OK, so, yes, I agree that the current flow of the page is very nice. However, I find it very hard to believe that it would be impossible to make the change that I am suggesting and still make the page flow well with the help of a bit of additional editing. Also, isn't making as much of the material as possible available to a wide range of readers a higher priority than not disturbing a nice page structure, especially given that the change I'm suggesting would have a reasonably significant impact on the depth of the page for non-calculus students?
I can understand that this may be more work than you want to deal with, and all of y'all's points are good. I just think you're under-prioritizing accessibility. But if you're determined to continue along this path, then sure, I guess Anna's suggested middle ground will work.
I actually feel like moving that information would require too much restructuring of the page, and I like the way if flows (no pun intended).
I might add a sentence after this one "The collection of vectors is known as a vector field." saying something about the fluid moving faster and in a different direction in the middle of the picture.
Does that sound like a middle ground?
I agree about the turbulence. I didn't actually mean to say that you should get rid of that part, sorry if it seemed like I was saying that.
The thing about your basic description is that it currently describes what the vector field represents, but it doesn't give the reader any way to interpret or analyze the vector field. By putting all the flow-line analysis in the more mathematical section, you don't allow any reader who is scared off by multi-variable calculus to learn about this way of interpreting vector fields.
I totally understand your concern about the basic description getting too long. What if you move this material to the basic description but have it hidden by default under a subheading called "Analysis of main image" or something.
I like your parametrized path addition. Can you explicitly state that x(t) in the differential equation is the parametrized path, and add a vector symbol thing on top of the x?
I removed the word overlapping, but the mention of turbulence was one of Steve Maurer's suggestions, so I'll leave it in. I added a short bit about the analytical definition of flow lines to make it a little 'more mathematical'. I think I'll leave the two sections separated as they are; I don't want the basic description to be too long.
As usual, good descriptions and excellent paired images. A couple of suggestions.
Almost everything in the more mathematical description can be moved to the basic description, in particular, everything about flow lines.
//The center portion of the fluid is more turbulent, as vectors point towards each other and overlap.//
I don't think the overlapping is significant to the turbulence, as this overlapping is a result of how densely you choose to show arrows as much as it is about anything else.
Might you want to redirect the user back to the applet when you talk about flow lines? I'd understand doing it or not doing it. Either way, the page is ready for the public in my opinion.

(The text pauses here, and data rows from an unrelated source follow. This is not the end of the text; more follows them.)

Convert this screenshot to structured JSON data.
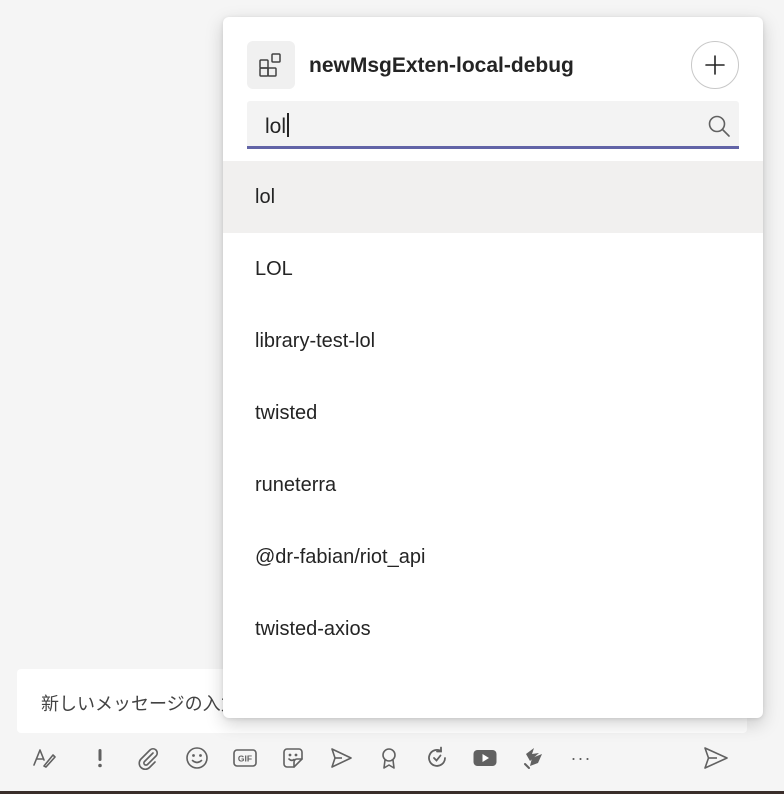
{
  "compose": {
    "placeholder": "新しいメッセージの入力"
  },
  "toolbar": {
    "icons": [
      "format-icon",
      "important-icon",
      "attach-icon",
      "emoji-icon",
      "gif-icon",
      "sticker-icon",
      "meet-now-icon",
      "praise-icon",
      "loop-icon",
      "video-icon",
      "extension-icon",
      "more-options-icon"
    ],
    "gif_label": "GIF",
    "more_label": "···"
  },
  "popup": {
    "app_title": "newMsgExten-local-debug",
    "search_value": "lol",
    "results": [
      "lol",
      "LOL",
      "library-test-lol",
      "twisted",
      "runeterra",
      "@dr-fabian/riot_api",
      "twisted-axios"
    ],
    "active_index": 0
  },
  "colors": {
    "accent": "#6264a7",
    "background": "#f5f5f5",
    "hover": "#f1f0ef"
  }
}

The colors, as far as I know, are purely aesthetic and do not relate to the mathematics of the vector field. As for the length of the vectors, I mention in the basic section that the "length of the arrow corresponds to how fast" something is moving, but I added another line clarifying that the direction of the vector is the direction the fluid is moving, and its length shows how fast the fluid is moving.

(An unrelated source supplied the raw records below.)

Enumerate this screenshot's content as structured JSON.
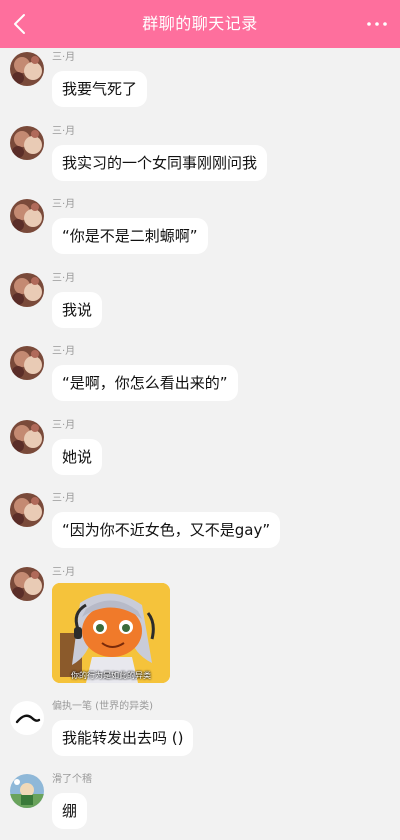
{
  "header": {
    "title": "群聊的聊天记录",
    "back_icon": "chevron-left-icon",
    "more_icon": "more-dots-icon",
    "background": "#fe6f9d"
  },
  "messages": [
    {
      "sender": "三·月",
      "text": "我要气死了"
    },
    {
      "sender": "三·月",
      "text": "我实习的一个女同事刚刚问我"
    },
    {
      "sender": "三·月",
      "text": "“你是不是二刺螈啊”"
    },
    {
      "sender": "三·月",
      "text": "我说"
    },
    {
      "sender": "三·月",
      "text": "“是啊，你怎么看出来的”"
    },
    {
      "sender": "三·月",
      "text": "她说"
    },
    {
      "sender": "三·月",
      "text": "“因为你不近女色，又不是gay”"
    },
    {
      "sender": "三·月",
      "sticker_caption": "你的行为是如此的异类"
    },
    {
      "sender": "偏执一笔 (世界的异类)",
      "text": "我能转发出去吗 ()"
    },
    {
      "sender": "滑了个稽",
      "text": "绷"
    }
  ]
}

This is great stuff, I have one question though, do the different colors of the vectors in the main image mean anything? If they do, you should add that in somewhere. Also, you may want to add a line or two about the meaning of the lengths of the vectors, I am thinking specifically about the last image
"The instantaneous velocity field of a fluid." Is a gentler intro possible?
The vectors pictured represent the fluid's velocity at
certain points "the tails of the arrows shown" or something.
"Click for an applet that demonstrates behavior of objects in vector fields:" I'd give 'em a couple suggestions to try before dumping them into the nice applet.
More Mathematical: Take the first diagram and describe very briefly what the motion of the fluid is to confirm what most people will see.
You still clump too much stuff together. The next paragraph "The vector field ..." should not start till after the rotational vector field picture, and should go along with the flow line figure.
Your final paragraph should start after the flow line figue and maybe have some illustrative images?
Good stuff! We just have to get you to stretch things out more to help people read one concept at a time.
Check out the "flow" part of the java applet here http://math.la.asu.edu/~kawski/myjava/vfanalyzer/
You can click and "drop" a shape and see where it goes and how it stretches. It's pretty fun... and I was wondering if you wanted to link to it.
You can also embed it within the page if you want. Check out my lorenz attractor page.